Background: Familial Mediterranean fever (FMF) is an autosomal recessive disorder characterised by recurrent fever, peritonitis, pleuritis, and arthritis. Three hundred and seventeen mutations and polymorphisms related to FMF have been identified to date. Objectives: The evaluation of the distribution of genetic mutations in children whose FMF study was conducted in Marmara region in Turkey and the relationship between clinical findings and the mutation was aimed in the study. Methods: The files of all patients whose pre-diagnosis of FMF and MEFV gene mutation analysis were made, were evaluated retrospectively. The results of the MEFV gene mutation analysis of the patients were screened retrospectively. Common MEFV gene mutation analyses were studied. The age, gender, presenting complaints, and histories of the patients were obtained from the files and records. Results: A total of 150 patients were included in the study. The mean age of the cases was 9.37 ± 4.43 years; 78 were female and 72 were male. Sixty-seven (44.7%) of the cases had abdominal pain, 30 (20%) had arthralgia, 25 (16.7%) had fever, 2 (1.3%) had chest pain, and 30 (20%) had other complaints.

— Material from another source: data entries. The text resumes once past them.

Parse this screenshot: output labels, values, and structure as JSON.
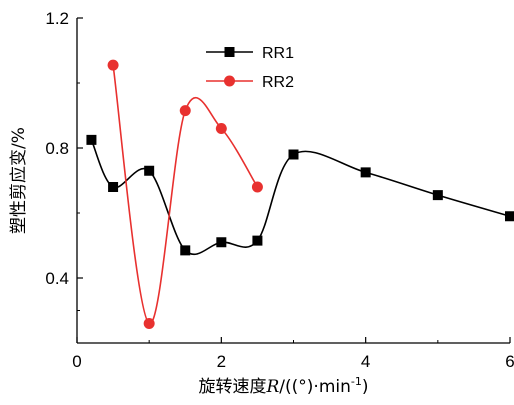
{
  "chart_data": {
    "type": "line",
    "xlabel_prefix": "旋转速度",
    "xlabel_var": "R",
    "xlabel_mid": "/((°)·min",
    "xlabel_sup": "-1",
    "xlabel_end": ")",
    "ylabel": "塑性剪应变/%",
    "xlim": [
      0,
      6
    ],
    "ylim": [
      0.2,
      1.2
    ],
    "x_ticks": [
      0,
      2,
      4,
      6
    ],
    "y_ticks": [
      0.4,
      0.8,
      1.2
    ],
    "x_tick_labels": [
      "0",
      "2",
      "4",
      "6"
    ],
    "y_tick_labels": [
      "0.4",
      "0.8",
      "1.2"
    ],
    "grid": false,
    "legend_position": "top-center",
    "series": [
      {
        "name": "RR1",
        "color": "#000000",
        "marker": "square",
        "x": [
          0.2,
          0.5,
          1.0,
          1.5,
          2.0,
          2.5,
          3.0,
          4.0,
          5.0,
          6.0
        ],
        "y": [
          0.825,
          0.68,
          0.73,
          0.485,
          0.51,
          0.515,
          0.78,
          0.725,
          0.655,
          0.59
        ]
      },
      {
        "name": "RR2",
        "color": "#e8312f",
        "marker": "circle",
        "x": [
          0.5,
          1.0,
          1.5,
          2.0,
          2.5
        ],
        "y": [
          1.055,
          0.26,
          0.915,
          0.86,
          0.68
        ]
      }
    ]
  }
}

While the mutation with the highest frequency was R202Q (37.2%), it was observed that allele frequencies following this were E148Q (23.4%), M694V (21.9%), V726A (5.1%), and M680I (2.9%). Abdominal pain was detected as the most frequent presenting complaint. Conclusions: Although M694V gene mutation is the most frequently observed mutation in Turkey, we identified that the most frequent gene mutations were R202Q and E148Q in this study. This situation may be because most of our patients were from Anatolian regions where there are many ethnic groups. When the distribution of genotypes was examined by complaint, the most frequent complaint identified in all gene mutations was abdominal pain.